Does your website have a card layout in it? If so, you’re in good company. Card components are a really popular way of showing a selection of articles or products. At Intopia we like them because it makes the link’s hit target larger for people with low dexterity or using eye-movement tools. Plus, people using touch-screen devices can click the links more easily too.
Unfortunately, the HTML for the cards can get complex quickly if there’s a lot of information that needs to be in each card. Screen reader users can end up hearing really long link announcements. Also, if they have more than one link in their content, then keyboard users can have trouble reaching all of them.
For a while now when we’ve had clients with inaccessible card layouts, we’ve been recommending they follow Heydon Pickering’s excellent tutorial for making clickable cards. We tell them they can keep their good-looking card layout using the pseudo-content trick. Like Pickering, we thought it was unlikely that people would want to select the text inside the card since they could click it to go to the entire page or article with all the content available.

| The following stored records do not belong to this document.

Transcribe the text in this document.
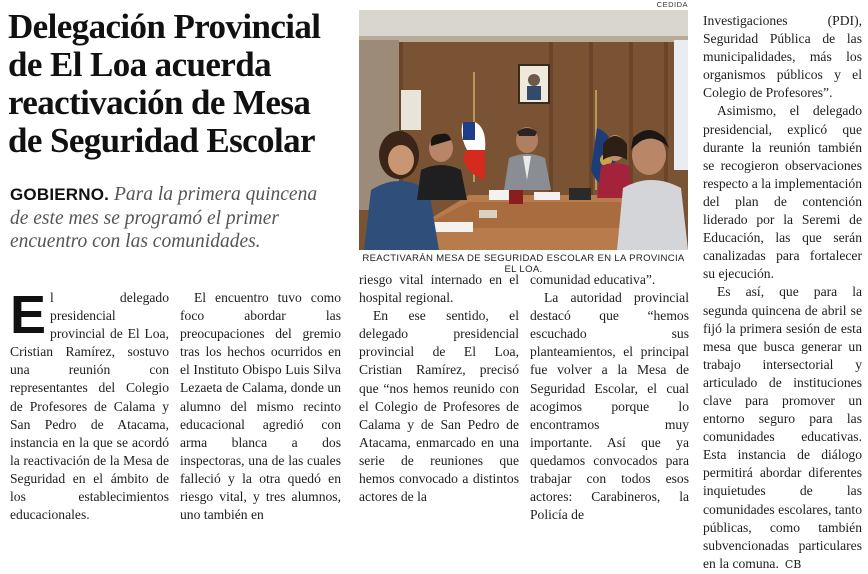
Delegación Provincial de El Loa acuerda reactivación de Mesa de Seguridad Escolar

GOBIERNO. Para la primera quincena de este mes se programó el primer encuentro con las comunidades.

CEDIDA
REACTIVARÁN MESA DE SEGURIDAD ESCOLAR EN LA PROVINCIA EL LOA.
E l delegado presidencial provincial de El Loa, Cristian Ramírez, sostuvo una reunión con representantes del Colegio de Profesores de Calama y San Pedro de Atacama, instancia en la que se acordó la reactivación de la Mesa de Seguridad en el ámbito de los establecimientos educacionales.

El encuentro tuvo como foco abordar las preocupaciones del gremio tras los hechos ocurridos en el Instituto Obispo Luis Silva Lezaeta de Calama, donde un alumno del mismo recinto educacional agredió con arma blanca a dos inspectoras, una de las cuales falleció y la otra quedó en riesgo vital, y tres alumnos, uno también en

riesgo vital internado en el hospital regional.

En ese sentido, el delegado presidencial provincial de El Loa, Cristian Ramírez, precisó que “nos hemos reunido con el Colegio de Profesores de Calama y de San Pedro de Atacama, enmarcado en una serie de reuniones que hemos convocado a distintos actores de la

comunidad educativa”.

La autoridad provincial destacó que “hemos escuchado sus planteamientos, el principal fue volver a la Mesa de Seguridad Escolar, el cual acogimos porque lo encontramos muy importante. Así que ya quedamos convocados para trabajar con todos esos actores: Carabineros, la Policía de

Investigaciones (PDI), Seguridad Pública de las municipalidades, más los organismos públicos y el Colegio de Profesores”.

Asimismo, el delegado presidencial, explicó que durante la reunión también se recogieron observaciones respecto a la implementación del plan de contención liderado por la Seremi de Educación, las que serán canalizadas para fortalecer su ejecución.

Es así, que para la segunda quincena de abril se fijó la primera sesión de esta mesa que busca generar un trabajo intersectorial y articulado de instituciones clave para promover un entorno seguro para las comunidades educativas. Esta instancia de diálogo permitirá abordar diferentes inquietudes de las comunidades escolares, tanto públicas, como también subvencionadas particulares en la comuna. CB
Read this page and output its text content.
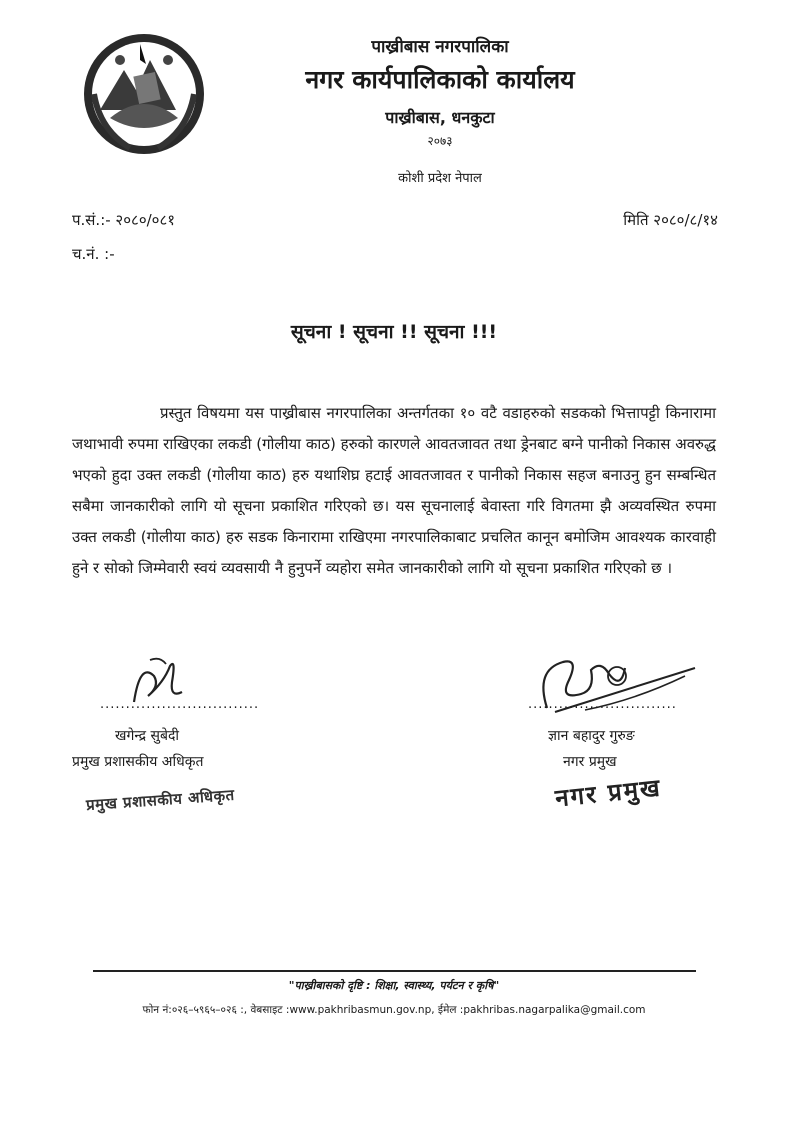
पाख्रीबास नगरपालिका
नगर कार्यपालिकाको कार्यालय
पाख्रीबास, धनकुटा
२०७३
कोशी प्रदेश नेपाल
प.सं.:- २०८०/०८१
च.नं. :-
मिति २०८०/८/१४
सूचना ! सूचना !! सूचना !!!
प्रस्तुत विषयमा यस पाख्रीबास नगरपालिका अन्तर्गतका १० वटै वडाहरुको सडकको भित्तापट्टी किनारामा जथाभावी रुपमा राखिएका लकडी (गोलीया काठ) हरुको कारणले आवतजावत तथा ड्रेनबाट बग्ने पानीको निकास अवरुद्ध भएको हुदा उक्त लकडी (गोलीया काठ) हरु यथाशिघ्र हटाई आवतजावत र पानीको निकास सहज बनाउनु हुन सम्बन्धित सबैमा जानकारीको लागि यो सूचना प्रकाशित गरिएको छ। यस सूचनालाई बेवास्ता गरि विगतमा झै अव्यवस्थित रुपमा उक्त लकडी (गोलीया काठ) हरु सडक किनारामा राखिएमा नगरपालिकाबाट प्रचलित कानून बमोजिम आवश्यक कारवाही हुने र सोको जिम्मेवारी स्वयं व्यवसायी नै हुनुपर्ने व्यहोरा समेत जानकारीको लागि यो सूचना प्रकाशित गरिएको छ ।
...............................
खगेन्द्र सुबेदी
प्रमुख प्रशासकीय अधिकृत
प्रमुख प्रशासकीय अधिकृत
.............................
ज्ञान बहादुर गुरुङ
नगर प्रमुख
नगर प्रमुख
"पाख्रीबासको दृष्टि : शिक्षा, स्वास्थ्य, पर्यटन र कृषि"
फोन नं:०२६–५९६५–०२६ :, वेबसाइट :www.pakhribasmun.gov.np, ईमेल :pakhribas.nagarpalika@gmail.com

But it turns out that two potential user groups do rely on selectable text. In some recent usability testing, Andrew Arch had two users who tried to select text on a card component. The first has dyslexia, the second has low vision. Both of them find it tiring to read paragraphs of text, especially when they’re looking for detailed information about a topic. It’s a shame to find the content you want but be too tired to read it because it took so much effort to reach it. Instead, they used Speak on the iPhone and SpeakIt in ZoomText respectively to read sections of text for them. And (you guessed it!) for that to work they must be able to select the text they want to be read aloud.
“It just reinforces the intersectionality of disability and that we shouldn’t put people into disability boxes, for example ‘people with low vision just need to increase the text size’” – Andrew
My heart sank as I watched Andrew’s video of the people trying to select the text in the cards. They were frustrated and disappointed, and I can’t blame them – who would have guessed you could be blocked from selecting a bit of text! I went back to Pickering’s article to see what fixes might be needed. Luckily, he’d already solved our problem! Right after the pseudo-content trick he gives another fix he calls the “redundant click” method. We were just so happy with the first option that we hadn’t looked at the second one in detail. I’ve now made a demo on CodePen based on the one on his site, and it’s now the method we recommend to everybody.
“It also reinforced the need for all designers, developers and accessibility auditors to be involved in usability sessions to understand the real world of people with disability using digital products and the different ways they access information and interact with the web and apps” – Andrew
We still think the pseudo-content method is useful for cards which have large images and a small amount of text – just a few words. But for cards which have text introducing the topic of the link, the redundant click method is much better for people with dyslexia or low vision. If you’ve got a card layout, check out both methods at Pickering’s site to find which one will be best for you.
Andrew Arch also contributed to this article.